Robert hat geschrieben:Was empirisch feststellbar ist, ist natürlich.


Dem widerspreche ich.
Wenn jemand übernatürliche Kräfte hätte, dann könnten diese durchaus empirisch festgestellt werden
Richard Carrier bringt folgendes Beispiel:

"[I]f I suddenly acquired the Force of the Jedi and could predict the future, control minds, move objects and defy the laws of physics, all merely by an act of will, ordinary people everywhere would call this a supernatural power, yet it would be entirely testable. Scientists could record and measure the nature and extent of my powers and confirm them well within the requirements of peer review."
(http://richardcarrier.blogspot.com/2007 ... tural.html)

Ich halte es grundsätzlich für verfehlt, den nicht-epistemischen Begriff <Natürlichkeit> mit epistemischen, d.h. auf Erkenntnis bzw. Erkenntnisvermögen bezogenen Begriffen wie <Erfahrbarkeit>, <Beobachtbarkeit> oder <Messbarkeit> gleichzusetzen.

Robert hat geschrieben:Wie teilst du den Naturalismus denn ein?


Ich unterscheide nicht zwischen einem schwachen und einem starken Naturalismus, sondern zwischen einem ontologischen/metaphysischen N., einem methodologischen N, und einem epistemologischen N.(*
Der ontologische Naturalist stellt eine allgemeine These über die Wirklichkeit auf, nämlich, dass es keine Übernatur gebe; und der methodologische N. fordert, dass sich die Philosophie an den Methoden und Resultaten der (Natur-)Wissenschaften zu orientieren habe; und der epistemologische leugnet nicht das Vorhandensein einer Übernatur, sondern nur deren Erkennbarkeit.
(* Diese Unterscheidungen stammen nicht von mir, sondern ich habe sie von anderen übernommen.)

"Unter dem Stichwort 'Naturalismus' kursieren verschiedene philosophische Lehren. Wir können nützlicherweise zwei weitgefasste und wichtige Kategorien unterscheiden: methodologisch (oder M-Naturalismus) und substantivisch (oder S-Naturalismus). Der philosophische Naturalismus ist meistens ein methodologischer Standpunkt, welcher beinhaltet, dass philosophisches Theoretisieren eng mit der empirischen Forschung in den Wissenschaften verbunden sein sollte. Ein solcher Standpunkt setzt keine Lösung des sogenannten 'Abgrenzungsproblems' voraus—d.h. des Problems, was echte Wissenschaft von Scheinwissenschaft abgrenzt—, solange klare, paradigmatische Fälle von erfolgreichen Wissenschaften bleiben. Einige M-Naturalisten wollen eine 'enge Verbundenheit' nur mit den harten oder physikalischen Wissenschaften (harte M-Naturalisten), während andere eine 'enge Verbundenheit' mit jeglicher erfolgreichen Wissenschaft suchen, gleich ob Natur- oder Sozialwissenschaft (weiche M-Naturalisten). Der weiche M-Naturalismus ist wahrscheinlich die vorherrschende Richtung in der heutigen Philosophie.

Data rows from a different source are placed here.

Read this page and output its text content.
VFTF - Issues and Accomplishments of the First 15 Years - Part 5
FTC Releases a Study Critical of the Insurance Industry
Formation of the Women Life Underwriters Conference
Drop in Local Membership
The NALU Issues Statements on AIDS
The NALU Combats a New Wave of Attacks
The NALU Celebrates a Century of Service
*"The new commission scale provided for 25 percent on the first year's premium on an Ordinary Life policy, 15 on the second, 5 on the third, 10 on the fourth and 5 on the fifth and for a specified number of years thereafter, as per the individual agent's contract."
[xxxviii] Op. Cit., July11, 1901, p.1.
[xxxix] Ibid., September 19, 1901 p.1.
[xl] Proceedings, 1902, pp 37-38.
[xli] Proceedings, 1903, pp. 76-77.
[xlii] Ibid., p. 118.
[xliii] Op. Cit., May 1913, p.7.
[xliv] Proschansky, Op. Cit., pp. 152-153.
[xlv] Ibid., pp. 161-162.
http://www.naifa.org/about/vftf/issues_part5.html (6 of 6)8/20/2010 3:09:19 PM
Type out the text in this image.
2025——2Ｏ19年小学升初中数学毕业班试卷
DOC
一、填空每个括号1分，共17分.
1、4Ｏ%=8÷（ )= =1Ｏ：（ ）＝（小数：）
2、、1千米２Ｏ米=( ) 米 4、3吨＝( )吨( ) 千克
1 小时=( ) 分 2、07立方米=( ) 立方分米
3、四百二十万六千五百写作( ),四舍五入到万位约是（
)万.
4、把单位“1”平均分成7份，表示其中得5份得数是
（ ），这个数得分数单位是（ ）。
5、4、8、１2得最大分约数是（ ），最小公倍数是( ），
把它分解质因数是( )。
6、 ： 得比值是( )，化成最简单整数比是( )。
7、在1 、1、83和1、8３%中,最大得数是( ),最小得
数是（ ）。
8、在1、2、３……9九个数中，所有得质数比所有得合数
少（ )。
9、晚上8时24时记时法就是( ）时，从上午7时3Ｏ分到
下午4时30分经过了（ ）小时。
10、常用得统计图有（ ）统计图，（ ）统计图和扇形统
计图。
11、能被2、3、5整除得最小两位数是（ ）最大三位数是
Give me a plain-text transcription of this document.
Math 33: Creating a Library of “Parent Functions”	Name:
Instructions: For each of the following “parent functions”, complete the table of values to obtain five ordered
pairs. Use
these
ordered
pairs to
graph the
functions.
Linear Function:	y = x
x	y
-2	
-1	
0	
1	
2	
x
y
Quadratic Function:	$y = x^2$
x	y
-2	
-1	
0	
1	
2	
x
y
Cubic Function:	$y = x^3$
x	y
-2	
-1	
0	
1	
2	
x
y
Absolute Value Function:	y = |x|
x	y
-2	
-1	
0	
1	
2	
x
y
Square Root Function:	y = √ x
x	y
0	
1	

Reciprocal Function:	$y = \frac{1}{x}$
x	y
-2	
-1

Für M-Naturalisten schließt die 'enge Verbundenheit' mit den Wissenschaften zunächst die Quine'sche Zurückweisung einer 'Ersten Philosophie' ein, eines gänzlich apriorischen, d.h. von empirischen Belegen absehenden philosophischen Problemlösungsverfahrens. (Die meisten M-Naturalisten gehen allerdings nicht so weit wie Quine, der apriorischen Begriffsanalysen jegliche Rolle abspricht: ... .) Über die Feindseligkeit gegenüber ausschließlich apriorischen Verfahren hinaus fordern die M-Naturalisten eine enge Verbundenheit mit den Wissenschaften in einem genaueren zweifachen Sinn: Wir können zum einen von 'Ergebnisverbundenheit' und zum anderen von 'Verfahrensverbundenheit' sprechen.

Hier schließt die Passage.